Some of my friendships had shifted and/or ended, a few of my friends who owned businesses had gone back into corporate life for various reasons, so they were less available. I think also with the rising cost of eating out, I wasn’t going to work from cafes and restaurants as much anymore, so there was no background noise either. When the only voices you hear are Real Housewives screaming at one another, it can get overwhelming. 

I also took on a client where I did all of their marketing. Online, offline, social media, website content, strategy – the whole shebang. And I loved it, I loved getting my teeth well and truly stuck in and seeing all of the results aligning together. I love doing the social media for clients, and for many I do blog posts and Newsletters too – but taking control of everything felt great and I figured the easiest way to replicate this was with a job.

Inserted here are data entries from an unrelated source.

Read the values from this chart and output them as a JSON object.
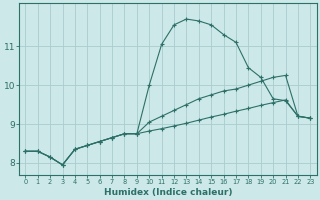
{
  "xlabel": "Humidex (Indice chaleur)",
  "background_color": "#cce8e8",
  "grid_color": "#aacccc",
  "line_color": "#2d7068",
  "x_values": [
    0,
    1,
    2,
    3,
    4,
    5,
    6,
    7,
    8,
    9,
    10,
    11,
    12,
    13,
    14,
    15,
    16,
    17,
    18,
    19,
    20,
    21,
    22,
    23
  ],
  "line1": [
    8.3,
    8.3,
    8.15,
    7.95,
    8.35,
    8.45,
    8.55,
    8.65,
    8.75,
    8.75,
    10.0,
    11.05,
    11.55,
    11.7,
    11.65,
    11.55,
    11.3,
    11.1,
    10.45,
    10.2,
    9.65,
    9.6,
    9.2,
    9.15
  ],
  "line2": [
    8.3,
    8.3,
    8.15,
    7.95,
    8.35,
    8.45,
    8.55,
    8.65,
    8.75,
    8.75,
    9.05,
    9.2,
    9.35,
    9.5,
    9.65,
    9.75,
    9.85,
    9.9,
    10.0,
    10.1,
    10.2,
    10.25,
    9.2,
    9.15
  ],
  "line3": [
    8.3,
    8.3,
    8.15,
    7.95,
    8.35,
    8.45,
    8.55,
    8.65,
    8.75,
    8.75,
    8.82,
    8.88,
    8.95,
    9.02,
    9.1,
    9.18,
    9.25,
    9.33,
    9.4,
    9.48,
    9.55,
    9.62,
    9.2,
    9.15
  ],
  "ylim": [
    7.7,
    12.1
  ],
  "xlim": [
    -0.5,
    23.5
  ],
  "yticks": [
    8,
    9,
    10,
    11
  ],
  "xticks": [
    0,
    1,
    2,
    3,
    4,
    5,
    6,
    7,
    8,
    9,
    10,
    11,
    12,
    13,
    14,
    15,
    16,
    17,
    18,
    19,
    20,
    21,
    22,
    23
  ]
}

2 years ago now, I had a client where by accident more than design, I ended up in their offices one a week to do the same I had a blast. I’m still friends with some of them now, I felt part of a team, I had matching hats and everything! I got invited to some social events, people to chat to in the pub (some of them lived in my village) and just that feeling of camaraderie. I realised that was what I wanted to replicate, so I put a post out on LinkedIn looking for it. 

Anyway, I guess that the rest is history. A business owner reached out, they’re based in my village and my sister works there so it was all very convenient and comfortable. Then in actual fact, another company reached out to me so now I technically have two jobs! 

Okay thanks for story time Becka but how has this helped Trax Media with it’s own clients?

Well, I have the time to dedicate to testing. Testing platforms, strategies, ideas. And if something works, I can implement that back to my clients where I don’t have the time (and they don’t have the budget) for me to test such things.

I’m also refreshed, speaking to people, being part of a team, means that on the days I do spend at home to work on Trax – I’m ready for it and I relish in it. I’ve fallen back in love with my solo working and blasting through my Trax to-do list. 

I think it’s also made me more organised, because I no longer have 5+ days to get things done. I have a Tuesday, Thursday & Friday and I have to fit the horse in plus any other hobbies too. So I’m far more organised with my time and have found it’s made me way more productive. I can’t put anything off until tomorrow, I have to be productive today (I fear I may have gone too far the opposite way with this, but that’s a story for another day).

All in all, working just one day a week surrounded by people has totally re-energised me, it’s challenged me to look at things differently, to restructure my life, it’s inspired me with new ideas and allowed me the time to ensure I’m working in the best way possible for all of my clients.

Sometimes, we put ourselves into boxes and feel like we can’t break out of them, I certainly worried about the perception of me, business owner, getting a job. Would it be seen as a failure when it was merely an extra string to my bow? Was I telling the universe I didn’t want my business anymore? But then I realised it’s no different to being Mum and business owner, horse rider and runner, girlfriend and best friend. I can be many things and become my most fulfilled self in the process.